Les négociations entre l'Union européenne (UE) et le bloc commercial sud-américain Mercosur se poursuivent, chaque région cherchant à protéger son secteur agricole.

L'UE a beaucoup trop donné sur l'agriculture aux pays du Mercosur dans les négociations, sans obtenir beaucoup en retour.- Pekka Pesonen, Copa-Cogeca

L’accord d’association UE-Mercosur a pour objectif d’éliminer les droits de douane et les droits de douane élevés dans plusieurs secteurs.
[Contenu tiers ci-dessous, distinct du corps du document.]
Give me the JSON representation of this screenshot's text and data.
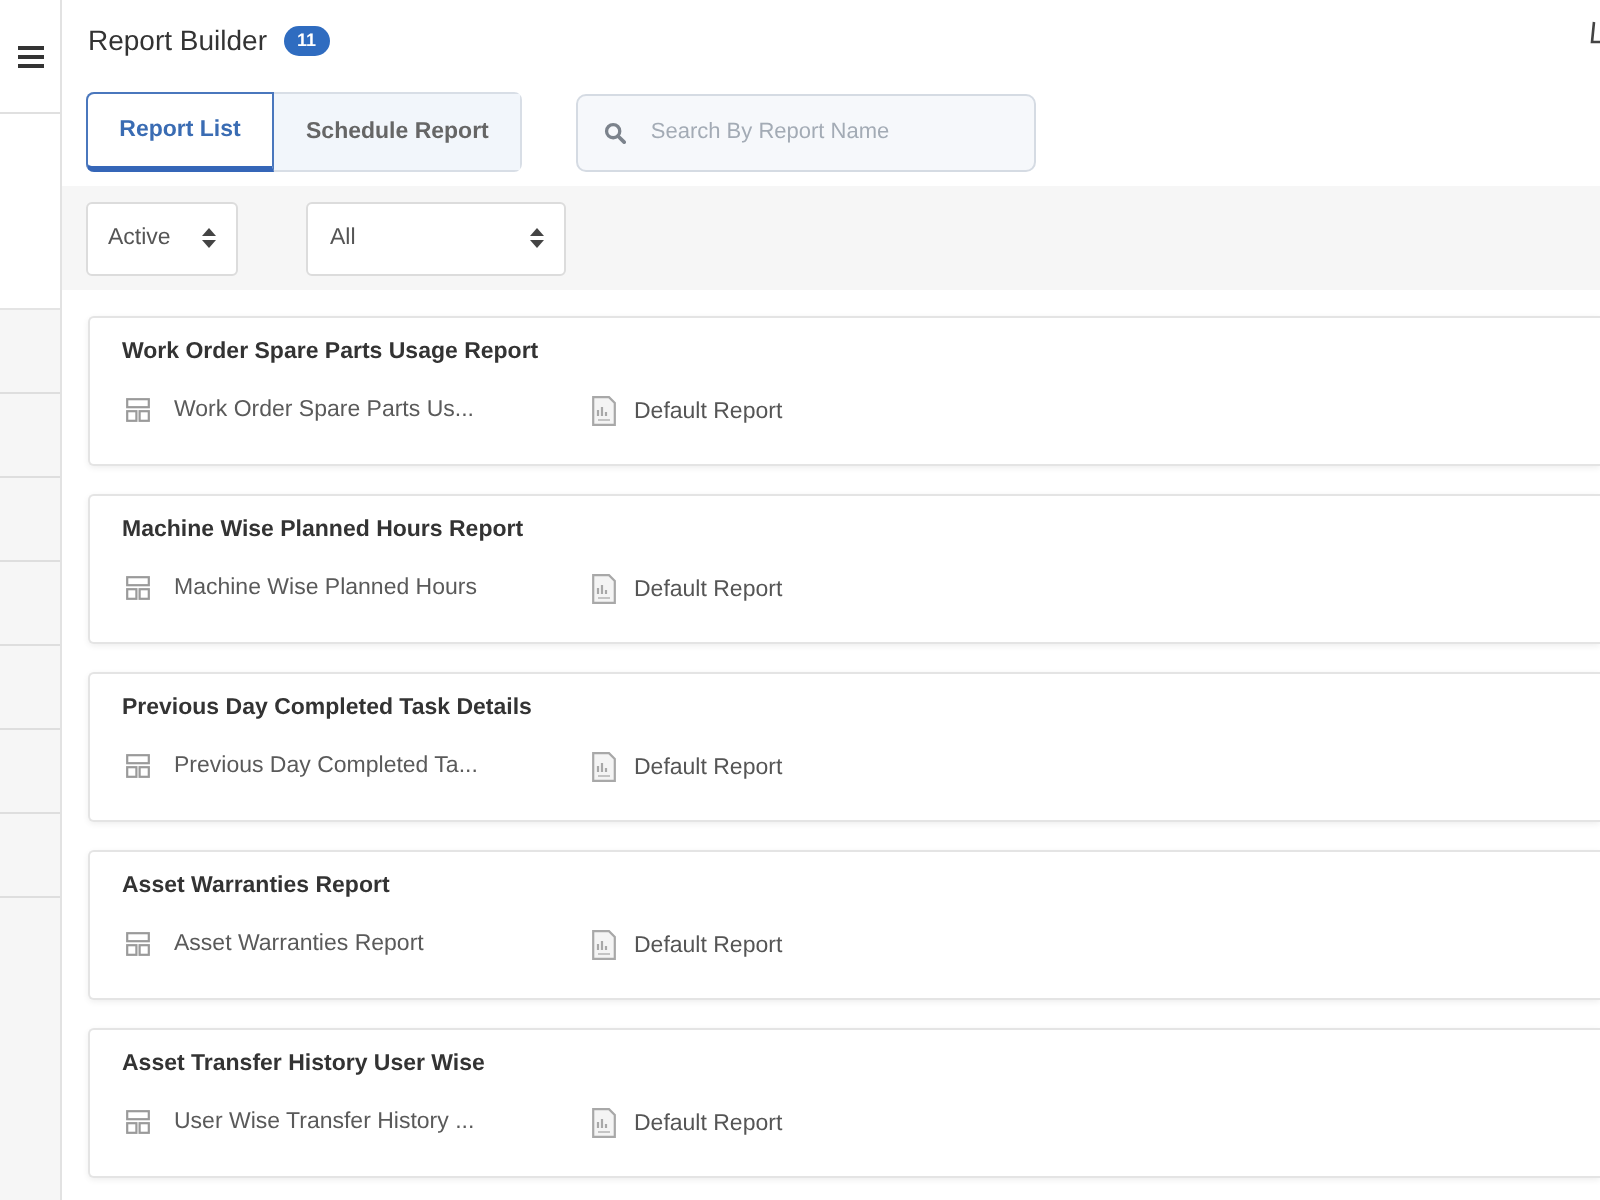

Avec un tel accord en place, les entreprises de l'UE auraient un meilleur accès au marché du Mercosur, qui compte un million de consommateurs 260. Dans le même temps, les pays du Mercosur (comprenant l’Argentine, le Brésil, le Paraguay et l’Uruguay) bénéficieraient d’un accès préférentiel au marché européen fort du pays 28.

Les agriculteurs européens ont demandé à la Commission européenne de «rejeter toute concession» dans plusieurs secteurs agricoles tels que la viande bovine, la volaille, le sucre et le jus d’orange, en raison de préoccupations relatives à la concurrence déloyale et à une réduction potentielle de la croissance et de l’emploi. Dans un communiqué de presse daté de janvier 24, le Copa-Cogeca, une organisation représentant les organisations d'agriculteurs 66 de toute l'Union européenne, a demandé à l'Union européenne de ne faire aucune concession au cours des négociations commerciales.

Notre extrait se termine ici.